CAN I ask for help to assist me in understanding the pensions law which is applicable in this country?

The rot appears to have started when the owner of the Mirror Group of Newspapers, one Bob Maxwell, plundered his companies' pension funds.

Since then, we have had high-profile cases among which are British Home Stores and and now Carillion.

In my simplistic view, there is a contact between the employer and the employee whereby the company pays into a pension fund for the employee who can then take their entitlement upon retirement.

There is also a usual provision for the employee to make additional contributions in order to enhance their retirement benefits.

It is clear that the pension fund needs to be held in separate accounts in order to differentiate it from other company funds.

It is clear that £X is paid into the pension account and that those funds are not the company's money any longer, but are then held in trust for the employees.

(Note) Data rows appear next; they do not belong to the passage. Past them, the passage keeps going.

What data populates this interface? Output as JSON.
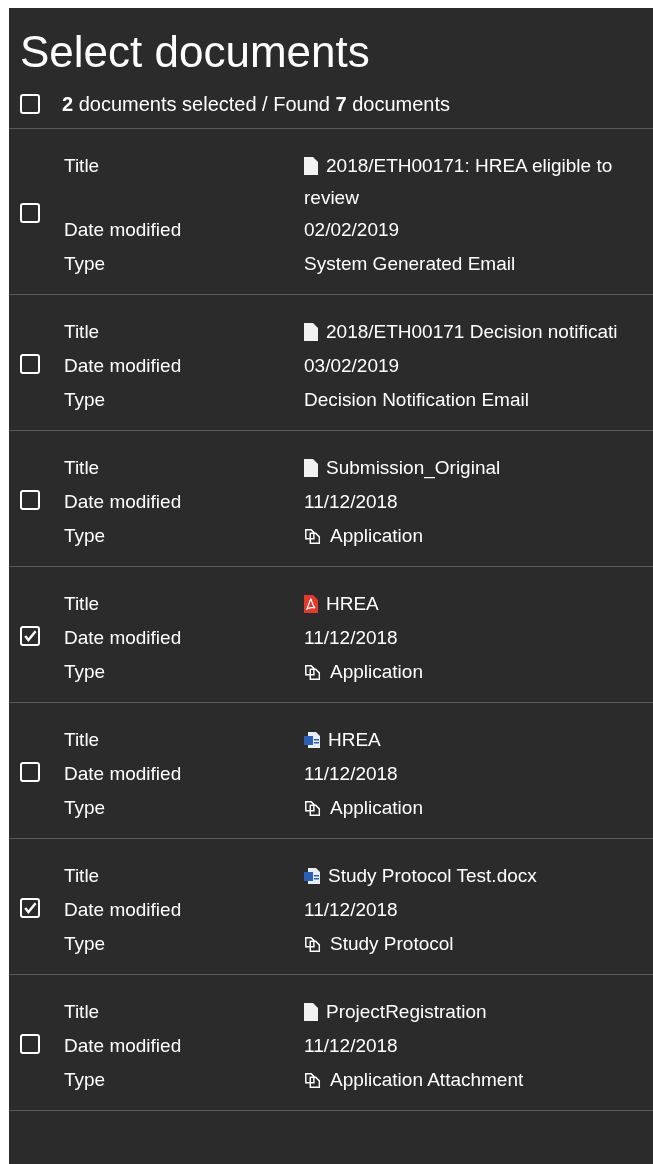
{
  "title": "Select documents",
  "summary": {
    "text": "**2** documents selected / Found **7** documents",
    "checked": false
  },
  "documents": [
    {
      "checked": false,
      "kind": "blank",
      "labels": [
        "Title",
        "Date modified",
        "Type"
      ],
      "title_lines": [
        "2018/ETH00171: HREA eligible to",
        "review"
      ],
      "date": "02/02/2019",
      "type": "System Generated Email",
      "type_icon": false
    },
    {
      "checked": false,
      "kind": "blank",
      "labels": [
        "Title",
        "Date modified",
        "Type"
      ],
      "title_lines": [
        "2018/ETH00171 Decision notificati"
      ],
      "date": "03/02/2019",
      "type": "Decision Notification Email",
      "type_icon": false
    },
    {
      "checked": false,
      "kind": "blank",
      "labels": [
        "Title",
        "Date modified",
        "Type"
      ],
      "title_lines": [
        "Submission_Original"
      ],
      "date": "11/12/2018",
      "type": "Application",
      "type_icon": true
    },
    {
      "checked": true,
      "kind": "pdf",
      "labels": [
        "Title",
        "Date modified",
        "Type"
      ],
      "title_lines": [
        "HREA"
      ],
      "date": "11/12/2018",
      "type": "Application",
      "type_icon": true
    },
    {
      "checked": false,
      "kind": "word",
      "labels": [
        "Title",
        "Date modified",
        "Type"
      ],
      "title_lines": [
        "HREA"
      ],
      "date": "11/12/2018",
      "type": "Application",
      "type_icon": true
    },
    {
      "checked": true,
      "kind": "word",
      "labels": [
        "Title",
        "Date modified",
        "Type"
      ],
      "title_lines": [
        "Study Protocol Test.docx"
      ],
      "date": "11/12/2018",
      "type": "Study Protocol",
      "type_icon": true
    },
    {
      "checked": false,
      "kind": "blank",
      "labels": [
        "Title",
        "Date modified",
        "Type"
      ],
      "title_lines": [
        "ProjectRegistration"
      ],
      "date": "11/12/2018",
      "type": "Application Attachment",
      "type_icon": true
    }
  ]
}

Under no circumstances should those funds ever be viewed again as funds to be available to the company in its day-to-day trading activities.

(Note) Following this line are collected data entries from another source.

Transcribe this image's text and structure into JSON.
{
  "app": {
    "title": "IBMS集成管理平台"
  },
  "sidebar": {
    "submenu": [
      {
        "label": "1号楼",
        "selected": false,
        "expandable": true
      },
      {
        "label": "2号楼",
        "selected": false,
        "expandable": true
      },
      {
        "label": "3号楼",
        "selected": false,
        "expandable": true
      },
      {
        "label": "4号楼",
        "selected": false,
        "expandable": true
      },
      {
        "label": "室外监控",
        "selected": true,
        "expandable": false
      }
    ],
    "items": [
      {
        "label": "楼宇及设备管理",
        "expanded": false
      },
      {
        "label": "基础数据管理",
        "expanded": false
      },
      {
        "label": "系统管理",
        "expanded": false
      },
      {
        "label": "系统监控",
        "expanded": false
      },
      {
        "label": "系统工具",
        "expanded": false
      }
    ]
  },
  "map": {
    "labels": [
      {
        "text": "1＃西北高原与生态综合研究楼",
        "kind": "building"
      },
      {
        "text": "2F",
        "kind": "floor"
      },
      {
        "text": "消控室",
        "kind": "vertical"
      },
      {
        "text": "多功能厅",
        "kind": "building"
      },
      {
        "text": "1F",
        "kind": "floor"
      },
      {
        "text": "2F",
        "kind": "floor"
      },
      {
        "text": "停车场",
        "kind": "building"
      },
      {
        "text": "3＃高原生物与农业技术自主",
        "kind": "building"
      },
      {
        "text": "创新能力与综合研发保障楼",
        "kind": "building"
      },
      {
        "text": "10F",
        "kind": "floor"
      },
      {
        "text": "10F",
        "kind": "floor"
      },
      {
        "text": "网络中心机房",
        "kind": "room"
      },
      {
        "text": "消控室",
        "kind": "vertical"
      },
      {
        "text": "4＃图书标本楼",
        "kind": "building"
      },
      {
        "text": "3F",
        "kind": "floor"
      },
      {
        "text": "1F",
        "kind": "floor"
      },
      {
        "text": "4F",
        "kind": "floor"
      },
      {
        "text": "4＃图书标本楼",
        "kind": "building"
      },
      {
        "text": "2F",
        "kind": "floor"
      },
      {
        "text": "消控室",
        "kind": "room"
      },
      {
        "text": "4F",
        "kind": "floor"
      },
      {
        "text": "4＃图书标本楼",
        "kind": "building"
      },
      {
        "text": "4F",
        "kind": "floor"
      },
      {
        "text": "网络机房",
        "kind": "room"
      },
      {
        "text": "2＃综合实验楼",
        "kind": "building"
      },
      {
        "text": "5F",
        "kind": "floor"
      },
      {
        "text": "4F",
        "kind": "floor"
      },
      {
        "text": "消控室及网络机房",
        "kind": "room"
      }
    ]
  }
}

What I am failing to understand is how shortfalls occur.

If £X is due, £X should be paid in.

My concerns are that the directors of the companies continue to pay themselves mega wages and bonuses to the detriment of the pension fund.

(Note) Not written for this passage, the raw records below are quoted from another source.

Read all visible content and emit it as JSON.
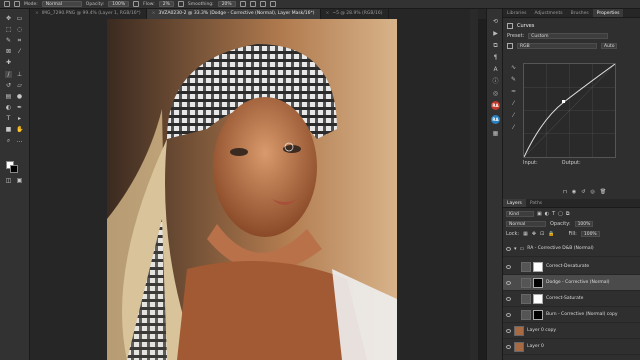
{
  "options_bar": {
    "mode_label": "Mode:",
    "mode_value": "Normal",
    "opacity_label": "Opacity:",
    "opacity_value": "100%",
    "flow_label": "Flow:",
    "flow_value": "2%",
    "smoothing_label": "Smoothing:",
    "smoothing_value": "20%"
  },
  "tabs": [
    {
      "label": "IMG_7290.PNG @ 99.4% (Layer 1, RGB/16*)"
    },
    {
      "label": "3VZA0230-2 @ 33.3% (Dodge - Corrective (Normal), Layer Mask/16*)"
    },
    {
      "label": "~5 @ 28.9% (RGB/16)"
    }
  ],
  "panel_tabs": [
    "Libraries",
    "Adjustments",
    "Brushes",
    "Properties"
  ],
  "properties": {
    "title": "Curves",
    "preset_label": "Preset:",
    "preset_value": "Custom",
    "channel_value": "RGB",
    "auto_label": "Auto",
    "input_label": "Input:",
    "output_label": "Output:"
  },
  "layers_tabs": [
    "Layers",
    "Paths"
  ],
  "layers": {
    "kind_value": "Kind",
    "blend_value": "Normal",
    "opacity_label": "Opacity:",
    "opacity_value": "100%",
    "lock_label": "Lock:",
    "fill_label": "Fill:",
    "fill_value": "100%",
    "items": [
      {
        "name": "RA - Corrective D&B (Normal)",
        "group": true,
        "selected": false
      },
      {
        "name": "Correct-Desaturate",
        "group": false,
        "selected": false
      },
      {
        "name": "Dodge - Corrective (Normal)",
        "group": false,
        "selected": true
      },
      {
        "name": "Correct-Saturate",
        "group": false,
        "selected": false
      },
      {
        "name": "Burn - Corrective (Normal) copy",
        "group": false,
        "selected": false
      },
      {
        "name": "Layer 0 copy",
        "group": false,
        "selected": false
      },
      {
        "name": "Layer 0",
        "group": false,
        "selected": false
      }
    ]
  },
  "side_badges": {
    "ra1": "RA",
    "ra2": "RA"
  },
  "colors": {
    "foreground": "#ffffff",
    "background": "#000000"
  }
}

Surely the pension fund should receive its contributions from the finance department after all due taxes have been paid and before any other debts are looked at.

Again, in my view, any money not paid into the pension scheme or used to defer other debts can be considered to have been misappropriated or indeed stolen from the future recipients of the pension.

For Carillion's directors to think that paying themselves huge bonuses while running the company and its pension scheme into the ground is justifiable beggars belief.

May the full weight of the criminal law be brought to bear upon anyone found to have abused pension funds.